Puis il y eut ces malheureuses histoires de noms… En 1906, Sherlock Holmes arrive trop tard confronta le gentleman cambrioleur français au détective britannique Sherlock Holmes dont la renommée s’étendait sans cesse. Indigné, Conan Doyle dénia à Je sais tout le droit d’utiliser le nom de son héros, que le pasticheur rebaptisa Herlock Sholmès. Un peu plus tard, un journaliste vint trouver Maurice Leblanc : l’homme s’appelait Lupin, pas Arsène, mais Lupin, et avec le succès des aventures du sublime escroc, sa vie était devenue impossible. Flegmatique, l’écrivain lui conseilla simplement de changer de nom.

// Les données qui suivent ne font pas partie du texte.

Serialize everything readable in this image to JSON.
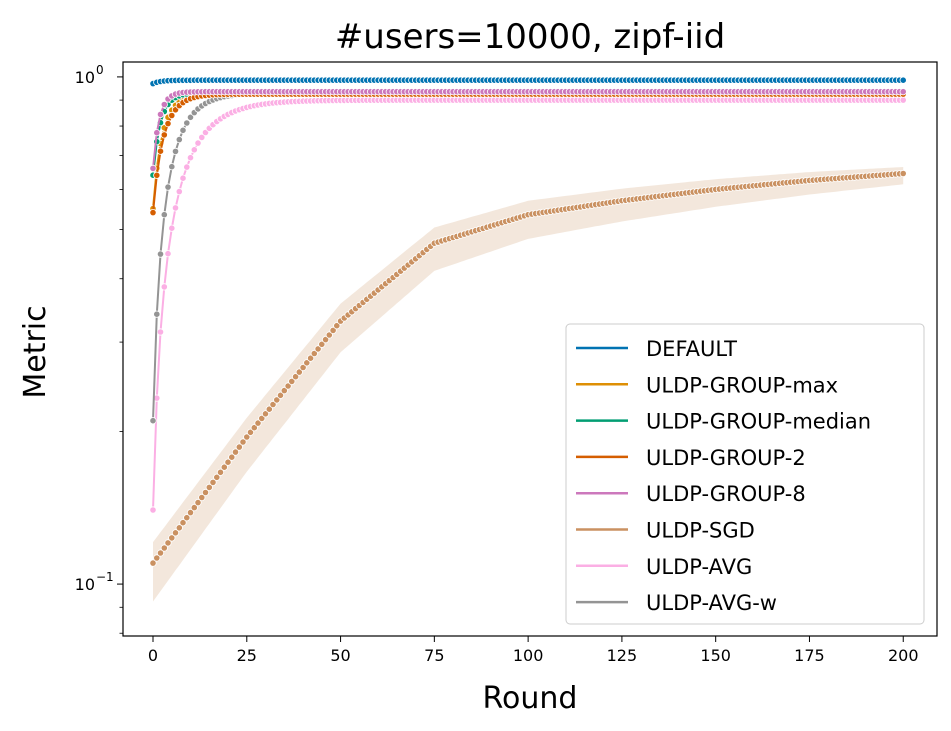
{
  "chart_data": {
    "type": "line",
    "title": "#users=10000, zipf-iid",
    "xlabel": "Round",
    "ylabel": "Metric",
    "yscale": "log",
    "xlim": [
      -8,
      209
    ],
    "ylim": [
      0.079,
      1.07
    ],
    "xticks": [
      0,
      25,
      50,
      75,
      100,
      125,
      150,
      175,
      200
    ],
    "xtick_labels": [
      "0",
      "25",
      "50",
      "75",
      "100",
      "125",
      "150",
      "175",
      "200"
    ],
    "ytick_labels": {
      "1": "10",
      "0.1": "10"
    },
    "ytick_exponents": {
      "1": "0",
      "0.1": "−1"
    },
    "grid": false,
    "legend_position": "lower-right",
    "series": [
      {
        "name": "DEFAULT",
        "color": "#0173b2",
        "start": 0.97,
        "end": 0.985,
        "k": 0.5,
        "band_start": 0,
        "band_end": 0
      },
      {
        "name": "ULDP-GROUP-max",
        "color": "#de8f05",
        "start": 0.55,
        "end": 0.925,
        "k": 0.35,
        "band_start": 0,
        "band_end": 0
      },
      {
        "name": "ULDP-GROUP-median",
        "color": "#029e73",
        "start": 0.64,
        "end": 0.93,
        "k": 0.45,
        "band_start": 0,
        "band_end": 0
      },
      {
        "name": "ULDP-GROUP-2",
        "color": "#d55e00",
        "start": 0.54,
        "end": 0.925,
        "k": 0.3,
        "band_start": 0,
        "band_end": 0
      },
      {
        "name": "ULDP-GROUP-8",
        "color": "#cc78bc",
        "start": 0.66,
        "end": 0.935,
        "k": 0.55,
        "band_start": 0,
        "band_end": 0
      },
      {
        "name": "ULDP-SGD",
        "color": "#ca9161",
        "start": 0.11,
        "end": 0.645,
        "k": 0,
        "band_start": 0.1,
        "band_end": 0.03
      },
      {
        "name": "ULDP-AVG",
        "color": "#fbafe4",
        "start": 0.14,
        "end": 0.9,
        "k": 0.13,
        "band_start": 0,
        "band_end": 0
      },
      {
        "name": "ULDP-AVG-w",
        "color": "#949494",
        "start": 0.21,
        "end": 0.93,
        "k": 0.2,
        "band_start": 0,
        "band_end": 0
      }
    ],
    "uldp_sgd_anchors": {
      "x": [
        0,
        25,
        50,
        75,
        100,
        125,
        150,
        175,
        200
      ],
      "y": [
        0.11,
        0.195,
        0.33,
        0.47,
        0.535,
        0.57,
        0.6,
        0.625,
        0.645
      ]
    }
  }
}
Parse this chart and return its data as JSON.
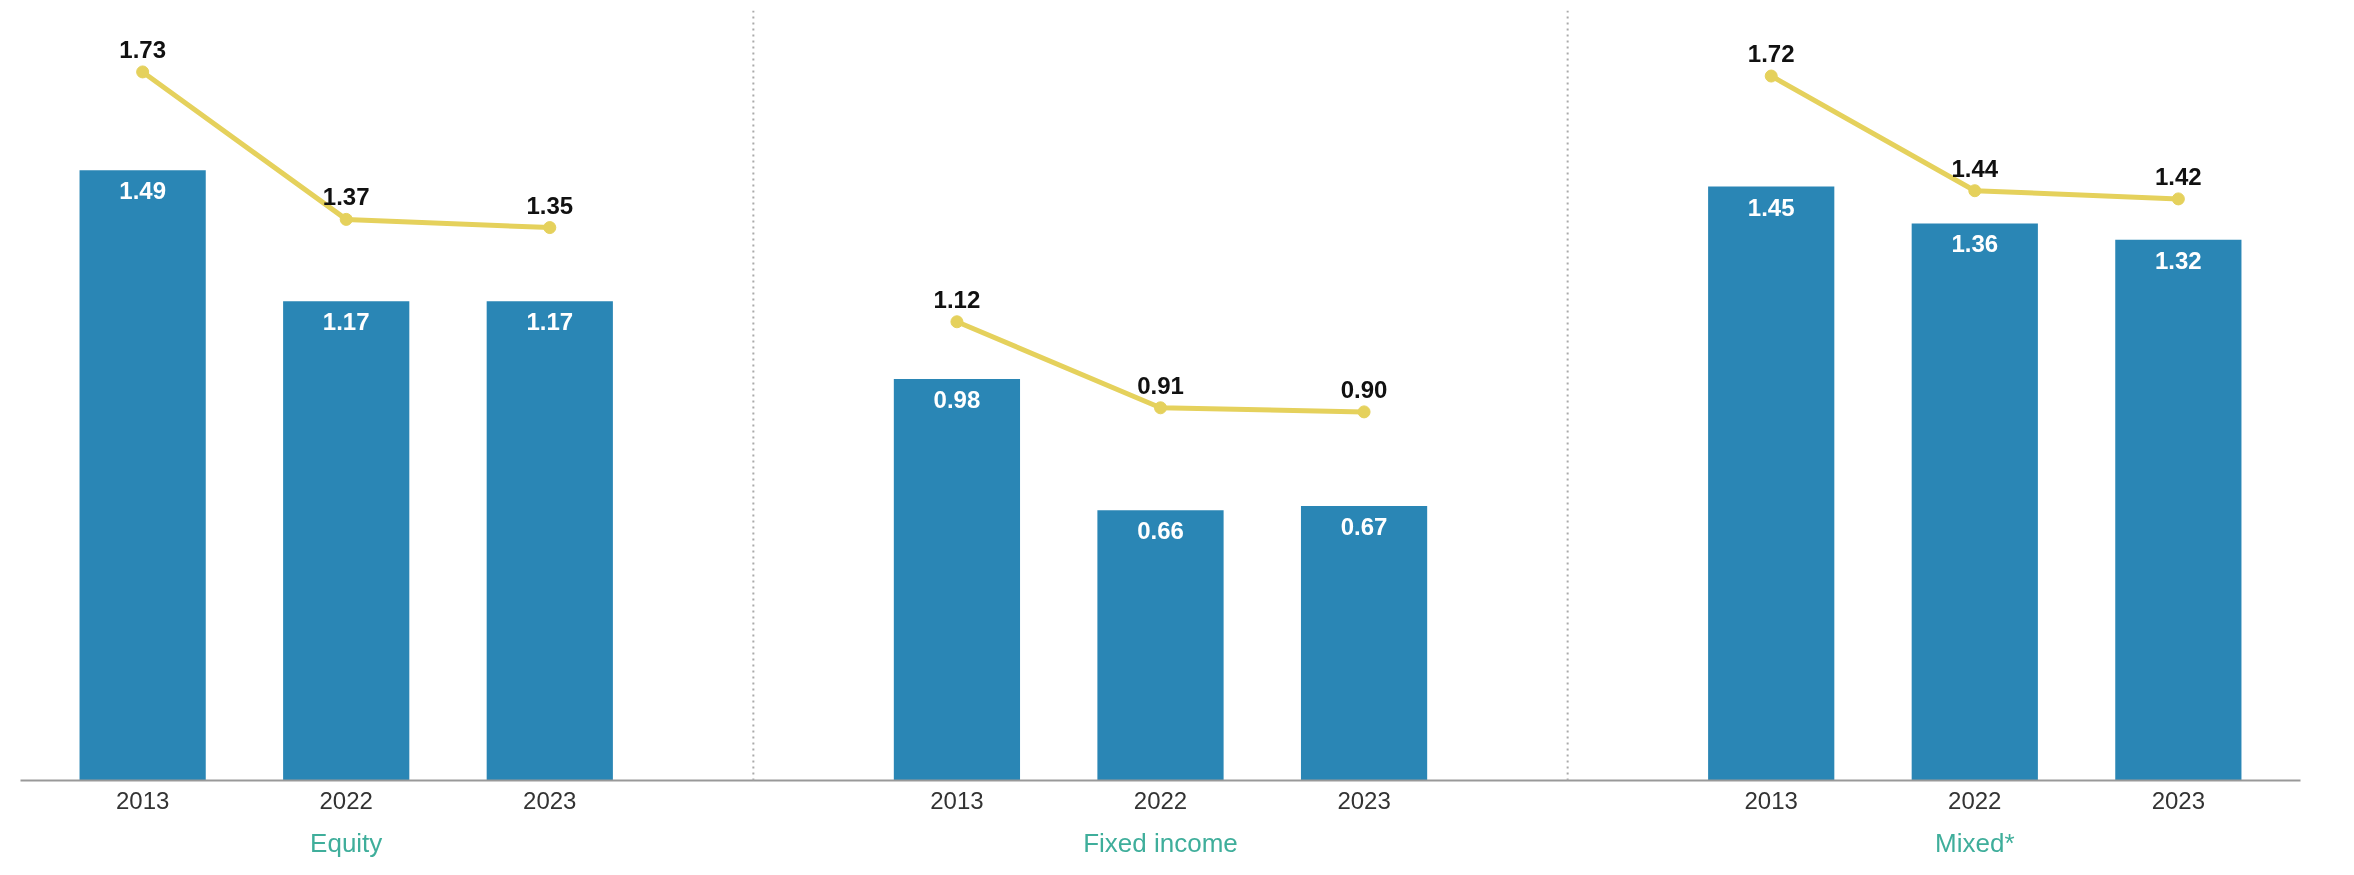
{
  "chart_data": {
    "type": "bar",
    "categories": [
      "2013",
      "2022",
      "2023",
      null,
      "2013",
      "2022",
      "2023",
      null,
      "2013",
      "2022",
      "2023"
    ],
    "ylim": [
      0,
      1.88
    ],
    "tick_labels": "x",
    "series": [
      {
        "color": "#2a86b5",
        "values": [
          1.49,
          1.17,
          1.17,
          null,
          0.98,
          0.66,
          0.67,
          null,
          1.45,
          1.36,
          1.32
        ],
        "value_labels": [
          "1.49",
          "1.17",
          "1.17",
          null,
          "0.98",
          "0.66",
          "0.67",
          null,
          "1.45",
          "1.36",
          "1.32"
        ]
      },
      {
        "type": "line",
        "color": "#e5d15c",
        "marker": "circle",
        "line_style": "solid",
        "values": [
          1.73,
          1.37,
          1.35,
          null,
          1.12,
          0.91,
          0.9,
          null,
          1.72,
          1.44,
          1.42
        ],
        "value_labels": [
          "1.73",
          "1.37",
          "1.35",
          null,
          "1.12",
          "0.91",
          "0.90",
          null,
          "1.72",
          "1.44",
          "1.42"
        ]
      }
    ],
    "annotations": [
      "Equity",
      "Fixed income",
      "Mixed*"
    ]
  }
}
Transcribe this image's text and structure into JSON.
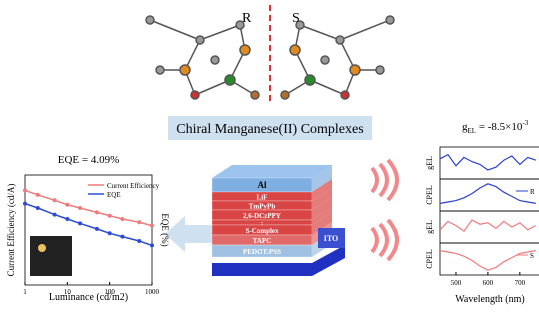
{
  "molecule_labels": [
    "R",
    "S"
  ],
  "banner": "Chiral Manganese(II) Complexes",
  "device": {
    "layers": [
      "Al",
      "LiF",
      "TmPyPb",
      "2,6-DCzPPY",
      ":",
      "S-Complex",
      "TAPC",
      "PEDOT:PSS"
    ],
    "substrate": "ITO"
  },
  "chart_data": [
    {
      "type": "line",
      "title": "EQE = 4.09%",
      "xlabel": "Luminance (cd/m2)",
      "ylabel": "Current Efficiency (cd/A)",
      "y2label": "EQE (%)",
      "log_x": true,
      "xlim": [
        1,
        1000
      ],
      "xticks": [
        1,
        10,
        100,
        1000
      ],
      "ylim": [
        0,
        10
      ],
      "y2lim": [
        0,
        10
      ],
      "legend": "upper right",
      "x": [
        1,
        2,
        5,
        10,
        20,
        50,
        100,
        200,
        500,
        1000
      ],
      "series": [
        {
          "name": "Current Efficiency",
          "color": "#f07a7a",
          "values": [
            8.6,
            8.2,
            7.7,
            7.3,
            7.0,
            6.6,
            6.3,
            6.0,
            5.7,
            5.4
          ]
        },
        {
          "name": "EQE",
          "color": "#2a4bd7",
          "axis": "y2",
          "values": [
            7.4,
            7.0,
            6.4,
            6.0,
            5.6,
            5.1,
            4.7,
            4.4,
            4.0,
            3.6
          ]
        }
      ]
    },
    {
      "type": "stacked-panels",
      "title": [
        "g",
        "EL",
        " = -8.5×10",
        "-3"
      ],
      "xlabel": "Wavelength (nm)",
      "xlim": [
        450,
        760
      ],
      "xticks": [
        500,
        600,
        700
      ],
      "x": [
        450,
        475,
        500,
        525,
        550,
        575,
        600,
        625,
        650,
        675,
        700,
        725,
        750
      ],
      "panels": [
        {
          "ylabel": "gEL",
          "color": "#2a3fd0",
          "ylim": [
            -1,
            1
          ],
          "values": [
            0.3,
            0.6,
            -0.2,
            0.4,
            0.1,
            -0.1,
            -0.5,
            -0.3,
            0.2,
            0.5,
            -0.1,
            0.4,
            0.2
          ]
        },
        {
          "ylabel": "CPEL",
          "name": "R",
          "color": "#2a3fd0",
          "ylim": [
            0,
            1
          ],
          "values": [
            0.2,
            0.25,
            0.3,
            0.4,
            0.55,
            0.75,
            0.9,
            0.8,
            0.6,
            0.45,
            0.3,
            0.25,
            0.2
          ]
        },
        {
          "ylabel": "gEL",
          "color": "#f07a7a",
          "ylim": [
            -1,
            1
          ],
          "values": [
            -0.2,
            0.4,
            0.1,
            -0.3,
            0.5,
            0.2,
            0.3,
            -0.1,
            0.4,
            0.0,
            0.3,
            -0.2,
            0.1
          ]
        },
        {
          "ylabel": "CPEL",
          "name": "S",
          "color": "#f07a7a",
          "ylim": [
            0,
            1
          ],
          "values": [
            0.8,
            0.75,
            0.7,
            0.6,
            0.45,
            0.25,
            0.1,
            0.2,
            0.4,
            0.55,
            0.7,
            0.75,
            0.8
          ]
        }
      ]
    }
  ]
}
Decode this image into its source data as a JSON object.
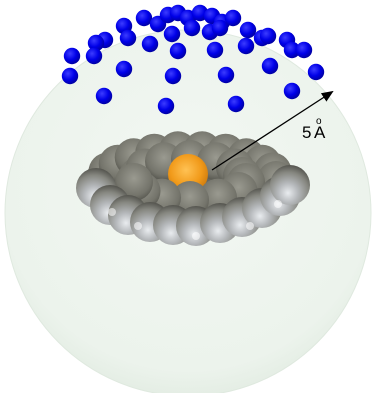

Au menu de ce merveilleux recueil que je me promets de relire très vite, les nouvelles suivantes :
- L’arrestation d’Arsène Lupin
- Arsène Lupin en prison
- L’évasion d’Arsène Lupin
- Le mystérieux voyageur
- Le collier de la reine
- Le sept de cœur
- Le coffre-fort de Madame Imbert
- La perle noire
- Herlock Sholmès arrive trop tard
D’accord, les ficelles – déguisements, chausse-trappes et combines en tous genres – sont parfois un peu grosses, mais quel charme ! Rappelons-nous que ces récits ont été créés à une époque où la télévision n’existait pas : alors, ne nous en prenons pas trop au côté grand guignol et aux nombreux coups de théâtre qui devaient enchanter les lecteurs des premiers temps. Convenons-en honnêtement : on n’en fait plus, des histoires comme celles-là qui passent les modes pour procurer encore aujourd’hui une véritable joie de lire. Quelle gouaille ! Cela a beau être fracassant et sautillant, on se laisse embarquer avec une facilité déconcertante par ces récits courts, enlevés, tout complets mais suffisamment développés, et qui restent crédibles malgré tout ce qu’on peut en dire. Le style est classique et élégant, le suspense habilement maintenu notamment grâce à des rebondissements bien agencés, le langage maîtrisé avec un art consommé. C’est efficace et concis… un peu trop concis, en fait : quand on aime, on aime tellement que le seul reproche que l’on puisse adresser à ces neuf merveilles, c’est de n’être pas plus longues !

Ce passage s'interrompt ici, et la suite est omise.